Knowing only the famous refrain, I’d always presumed that the poem was about past winters. I’d also wondered whether Villon lived during the Medieval Warm Period
In fact, the poem, which bears the title “Ballade des dames du temps jadis” (“Ballad of the Ladies of Times Past”), laments past women, real and mythological. Their finite, virtuous lives had long ended but remained in Villon’s mind like a long-remembered snowfall.
Villon himself was born in Paris around 1431, the year when one of his “snows,” Joan of Arc, was executed in Rouen. The photo shows actor Ronald Colman, on the right, as Villon in the 1938 movie, If I Were King.
By 1431 a period of lower than normal temperatures had Europe in the grip of what has been called the Little Ice Age
Villon’s poem—or rather my erroneous extrapolation it—had me thinking about how I and other people perceive the effects of climate change.
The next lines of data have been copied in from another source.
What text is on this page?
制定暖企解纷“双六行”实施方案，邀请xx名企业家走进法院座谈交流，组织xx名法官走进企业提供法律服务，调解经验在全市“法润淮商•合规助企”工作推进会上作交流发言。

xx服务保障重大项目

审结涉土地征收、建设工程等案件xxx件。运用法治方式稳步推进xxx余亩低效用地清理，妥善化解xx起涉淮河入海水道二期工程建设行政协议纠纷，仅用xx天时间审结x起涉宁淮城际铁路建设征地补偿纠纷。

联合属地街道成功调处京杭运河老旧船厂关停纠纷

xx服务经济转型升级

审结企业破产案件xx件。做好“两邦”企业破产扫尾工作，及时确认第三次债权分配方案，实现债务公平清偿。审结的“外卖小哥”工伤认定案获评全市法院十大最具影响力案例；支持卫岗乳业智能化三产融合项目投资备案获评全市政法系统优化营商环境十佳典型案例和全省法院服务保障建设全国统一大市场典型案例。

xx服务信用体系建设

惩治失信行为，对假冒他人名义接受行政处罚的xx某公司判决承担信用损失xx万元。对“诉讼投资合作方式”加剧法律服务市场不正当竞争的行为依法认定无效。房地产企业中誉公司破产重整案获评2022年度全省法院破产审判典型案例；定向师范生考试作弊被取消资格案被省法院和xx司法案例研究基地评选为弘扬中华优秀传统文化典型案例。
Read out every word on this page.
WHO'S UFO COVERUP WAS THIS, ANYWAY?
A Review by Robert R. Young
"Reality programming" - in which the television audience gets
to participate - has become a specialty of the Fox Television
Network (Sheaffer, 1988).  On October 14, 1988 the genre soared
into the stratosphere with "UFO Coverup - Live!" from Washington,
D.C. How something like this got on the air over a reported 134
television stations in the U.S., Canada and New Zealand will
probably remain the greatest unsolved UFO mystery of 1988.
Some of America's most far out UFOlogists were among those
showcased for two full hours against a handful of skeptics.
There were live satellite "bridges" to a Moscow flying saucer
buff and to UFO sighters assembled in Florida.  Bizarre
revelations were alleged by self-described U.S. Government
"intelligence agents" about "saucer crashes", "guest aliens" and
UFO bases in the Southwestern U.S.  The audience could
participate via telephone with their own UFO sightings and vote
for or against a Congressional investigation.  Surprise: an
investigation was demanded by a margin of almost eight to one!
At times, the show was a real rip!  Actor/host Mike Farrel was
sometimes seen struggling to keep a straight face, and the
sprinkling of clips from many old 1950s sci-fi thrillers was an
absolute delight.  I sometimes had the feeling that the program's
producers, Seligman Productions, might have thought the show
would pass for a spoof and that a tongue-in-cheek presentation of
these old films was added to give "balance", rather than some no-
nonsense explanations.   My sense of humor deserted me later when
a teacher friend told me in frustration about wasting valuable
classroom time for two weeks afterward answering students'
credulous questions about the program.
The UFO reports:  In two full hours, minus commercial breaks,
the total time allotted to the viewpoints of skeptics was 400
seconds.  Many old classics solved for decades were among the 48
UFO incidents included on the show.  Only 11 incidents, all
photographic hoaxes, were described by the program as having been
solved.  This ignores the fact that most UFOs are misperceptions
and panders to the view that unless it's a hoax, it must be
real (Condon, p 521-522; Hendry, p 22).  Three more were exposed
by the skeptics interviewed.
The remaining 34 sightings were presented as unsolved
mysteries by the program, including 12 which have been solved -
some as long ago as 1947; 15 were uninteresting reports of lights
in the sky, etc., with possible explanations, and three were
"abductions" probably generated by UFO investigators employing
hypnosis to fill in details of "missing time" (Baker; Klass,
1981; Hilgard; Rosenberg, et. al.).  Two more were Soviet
I was born in 1962, four years after Charles Keeling began monitoring atmospheric carbon dioxide from the summit of Hawaii’s Mauna Kea. In 1958 the concentration was 315 parts per million by volume. Now, it’s 385 ppmv.
My longest string of memories tied to one place corresponds to my 20 years in Washington, DC. In that time, the summers have seemed to become hotter and the winters have seemed to become milder. Indeed, this past summer was the hottest on record, but the winter that preceded it was the snowiest.
My strongest personal perception of climate change concerns fireflies. They now start to appear in the city’s residential streets in late May, a month earlier than I seem to recall when I first arrived in DC in 1990. Maybe I should write a poem.
Poetry aside, such personal perceptions matter. Mitigating the effects of climate change will require people to use fossil fuels far more sparingly. They might be more willing to pay for those mitigations if they knew, from their personal experience, that Earth is getting worryingly warmer.